HENRY R. ALTER, deceased, was one of the most wealthy and successful farmers of West Point Township, and universally respected for his honest and upright character and straightforward dealings with his fellow-men. He was a native of Washington County, Pa., his birth occuring Jan. 20, 1815, and was the second son and fifth child of Henry and Elizabeth (Reinhard) Alter, who were of German parentage and ancestry. His mother died at the age of forty-nine years, in 1835: his father was married a second time, and departed this life in Tuscarawas County, Ohio.

In 1840 Mr. Alter removed from the place of his birth into Beaver County, Pa., where he became quite extensively engaged in the oil business, but having an opportunity to dispose of his interests at a good profit, he sold out and resolved to seek a home beyond the Mississippi. It was not until 1865, however, that he finally established himself in Lee County. He purchased a good farm in West Point Township, and subsequently became the proprietor of 800 acres, most of which lie on section 3. It is nearly all prairie land, and the greater part of it improved. Mr. Alter was remarkably successful in his agricultural pursuits, and during the latter part of his life was extensively engaged in the buying and selling of cattle.

The subject of our sketch, in early manhood, was married to Miss Elizabeth Weirich, and of this union there were born two children—Henry H. and Frances E. The mother of these children died in 1811. She was of (German descent, and was reared and educated in Washington County, Pa. In 1812 Mr. Alter was married a second time, to Miss Mary Anna Hazen, of Beaver County, Pa. Of this marriage there were born six children, one of whom, Samuel H., is deceased. The living are Christmas E., Eliza A. and Luzetta (twins), Josephus and David R. The mother of these children died in Beaver County, Nov. 10, 1859.

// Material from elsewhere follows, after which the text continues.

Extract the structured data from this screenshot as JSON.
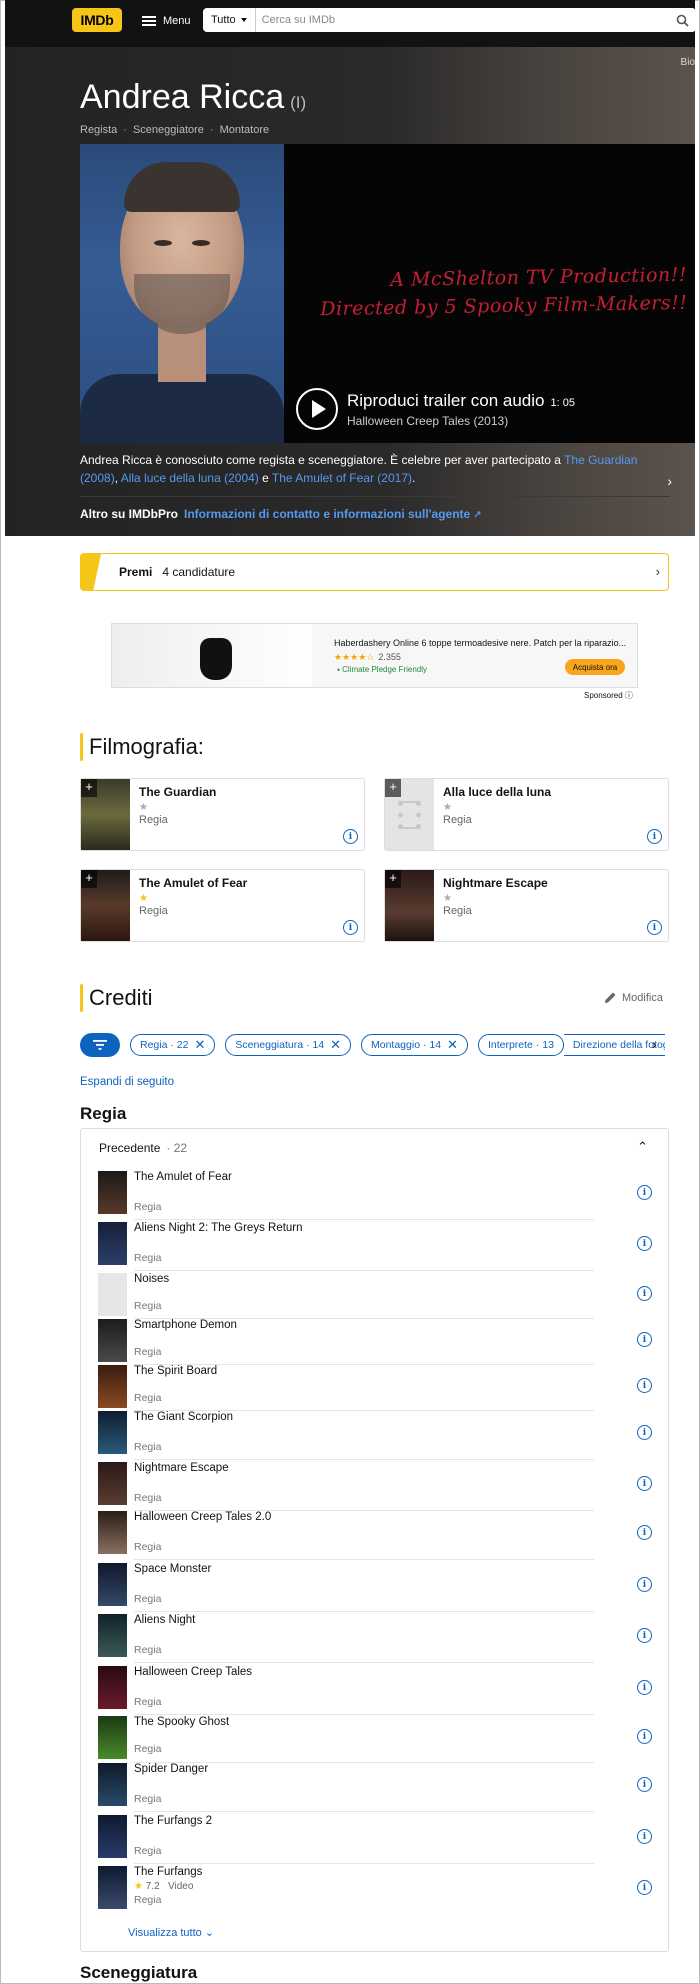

Mr. Alter was married the third time, to Mrs. Nancy (Dean) McCreary, daughter of Noah and Elizabeth (Emery) Dean, natives respectively of Huntingdon and Mercer Counties, Pa. They spent their entire lives on a farm, and died in Pennsylvania, in that part of Lawrence County which was formerly a part of Mercer County. The father departed this life in 1 870, at the age of sixty -six years ; the mother survived him fourteen years, dying on the 7th of October, 1884, at the advanced age of over eighty-three years. They were most worthy and excellent people, highly esteemed in their community, and were prominently connected with the Baptist Church. Mr. Dean was a very successful man in his agricultural and business pursuits, and accumulated a large property. He was a solid Republican politically, a man of great force of character, and used his influence in support of whatever he believed the truth and right.

Mrs. Nancy Alter was born upon the homestead of her parents in what is now Lawrence County, Pa., May 12, 1832. She received a good education in the public schools and remained with her parents until she was united in marriage with Mr. Pearson McCreary, who died in Lawrence County, leaving his widow with two children, one of whom, William N., is now deceased. The other son, Willis P., was married to Miss Mary B. Green, and is practicing law in Hastings, Neb. She was united in marriage with Mr. Alter Oct. 6, 1859, and by this last union became the mother of five children, of whom the record is as follows: Lizzie A. is the wife of Fred Davis, and they live near Larned, Kan., on a farm, they are both semi-mutes—they can talk but are deaf; Mr. Davis lost his hearing at the age of seven years from scarlet fever; his wife became deaf at the age of five years from spotted fever. They were both well educated at the Deaf and Dumb Institute at Iowa City and were also in the school at Council Bluffs. Elmer T. is married to Nettie L. Martin, and manages the homestead for his mother. Emma L. and Eva L., twins, are finely educated and reside at home; Minnie R. is attending school at Danville, Iowa. Mr. Alter was killed by a horse on the 20th of August, 1885.

A large part of the members of the family are connected with the Baptist Church, and are well known throughout Lee County, and held in the highest esteem. They occupy a fine dwelling, and the land is supplied with all the appliances for carrying on agriculture in a first-class manner. It is beautifully located, and forms one of the pleasantest spots in the landscape of Lee County.